Home > Other > Holiday Buzz > Page 30
Holiday Buzz Page 30

by Cleo Coyle


  I passed the CD-R to Tucker and asked him to pop it into our player. A minute later, a pure, sweet voice filled the coffeehouse. M sang about pain and longing and a love that could never be.

  Hearing her words, and the powerful emotion in her delivery, Boris caught my eye. “Wery nice,” he said. “The voice is beautiful, lyrics, too, but production walues . . .” Boris shook his head. “Nyet,” he said, giving a thumbs-down. “Takes much money to make professional recording. Ten thousand, just for studio time.”

  Ten thousand dollars was precisely the amount Moirin had planned to present to Dave, according to her scribbled note. It seemed clear enough: M wanted Dave to produce her songs, even if she had to bribe him to do it.

  And from the poignant, heart-tugging lyrics M had written, something else was clear. Ross Puckett and my barista Dante were wasting their time when they hit on M. She wasn’t interested, and not because of what happened in Ireland.

  It was because M wanted more from David Brice than a production engineer. She wanted the man’s love. Making a professional recording was only part of what she dreamed of sharing with him . . .

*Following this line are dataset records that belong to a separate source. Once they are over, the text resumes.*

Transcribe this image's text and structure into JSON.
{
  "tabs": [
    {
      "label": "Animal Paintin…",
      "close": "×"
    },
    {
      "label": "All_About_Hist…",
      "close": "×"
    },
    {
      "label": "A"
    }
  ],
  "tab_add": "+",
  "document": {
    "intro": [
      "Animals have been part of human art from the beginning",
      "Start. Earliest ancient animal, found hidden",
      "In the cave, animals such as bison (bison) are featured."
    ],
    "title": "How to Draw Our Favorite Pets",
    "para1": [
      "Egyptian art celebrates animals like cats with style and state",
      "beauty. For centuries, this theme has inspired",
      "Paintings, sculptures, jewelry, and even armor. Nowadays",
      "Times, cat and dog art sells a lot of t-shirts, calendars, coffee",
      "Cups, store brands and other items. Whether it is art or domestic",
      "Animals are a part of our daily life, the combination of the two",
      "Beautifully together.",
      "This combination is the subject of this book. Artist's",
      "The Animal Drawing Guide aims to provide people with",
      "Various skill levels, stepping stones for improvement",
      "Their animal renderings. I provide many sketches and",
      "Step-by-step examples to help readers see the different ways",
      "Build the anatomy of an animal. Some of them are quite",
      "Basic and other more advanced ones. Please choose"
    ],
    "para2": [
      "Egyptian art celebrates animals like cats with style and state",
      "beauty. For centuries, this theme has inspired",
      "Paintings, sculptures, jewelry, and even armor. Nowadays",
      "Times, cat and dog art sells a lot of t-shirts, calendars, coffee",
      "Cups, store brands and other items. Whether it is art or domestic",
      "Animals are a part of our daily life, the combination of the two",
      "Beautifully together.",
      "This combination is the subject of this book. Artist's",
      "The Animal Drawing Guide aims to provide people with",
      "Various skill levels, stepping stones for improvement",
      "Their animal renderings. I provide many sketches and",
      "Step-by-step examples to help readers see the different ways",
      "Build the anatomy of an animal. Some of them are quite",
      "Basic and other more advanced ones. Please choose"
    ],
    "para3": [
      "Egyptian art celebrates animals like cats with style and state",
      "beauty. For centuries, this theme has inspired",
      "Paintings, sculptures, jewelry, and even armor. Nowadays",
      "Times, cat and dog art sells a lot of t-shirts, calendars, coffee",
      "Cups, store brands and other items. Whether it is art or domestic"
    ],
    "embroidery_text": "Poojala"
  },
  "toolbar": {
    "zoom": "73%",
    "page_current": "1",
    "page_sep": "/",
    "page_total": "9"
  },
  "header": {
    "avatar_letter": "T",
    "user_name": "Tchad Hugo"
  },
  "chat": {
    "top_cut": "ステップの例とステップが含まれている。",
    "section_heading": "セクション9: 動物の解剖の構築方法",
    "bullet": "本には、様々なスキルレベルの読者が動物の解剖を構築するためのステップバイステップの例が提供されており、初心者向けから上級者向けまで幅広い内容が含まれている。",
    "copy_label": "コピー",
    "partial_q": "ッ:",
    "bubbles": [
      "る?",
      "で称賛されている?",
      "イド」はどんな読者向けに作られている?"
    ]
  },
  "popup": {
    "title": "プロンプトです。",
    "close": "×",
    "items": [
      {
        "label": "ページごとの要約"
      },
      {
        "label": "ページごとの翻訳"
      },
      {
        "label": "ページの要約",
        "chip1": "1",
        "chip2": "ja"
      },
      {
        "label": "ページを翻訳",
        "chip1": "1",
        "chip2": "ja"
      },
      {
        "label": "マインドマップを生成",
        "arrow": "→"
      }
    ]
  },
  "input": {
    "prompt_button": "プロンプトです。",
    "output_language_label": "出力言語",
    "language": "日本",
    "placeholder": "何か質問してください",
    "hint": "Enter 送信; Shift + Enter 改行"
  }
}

  “Play that last song again,” I asked.

  As the tune repeated, I gazed through the French doors. The winter sun was strong this morning, and a light snow began to fall. While the flakes swirled in midair, I mentally painted M there, looking in on us before taking her journey.

  I didn’t see her as an earthly body anymore, or a smoky ghost. Now she seemed more like the snow, crystalline and ethereal; bright and beautiful. My vision was like a little-girl memory—lying in whiteness, working arms and legs until something special was left behind for everyone to marvel at.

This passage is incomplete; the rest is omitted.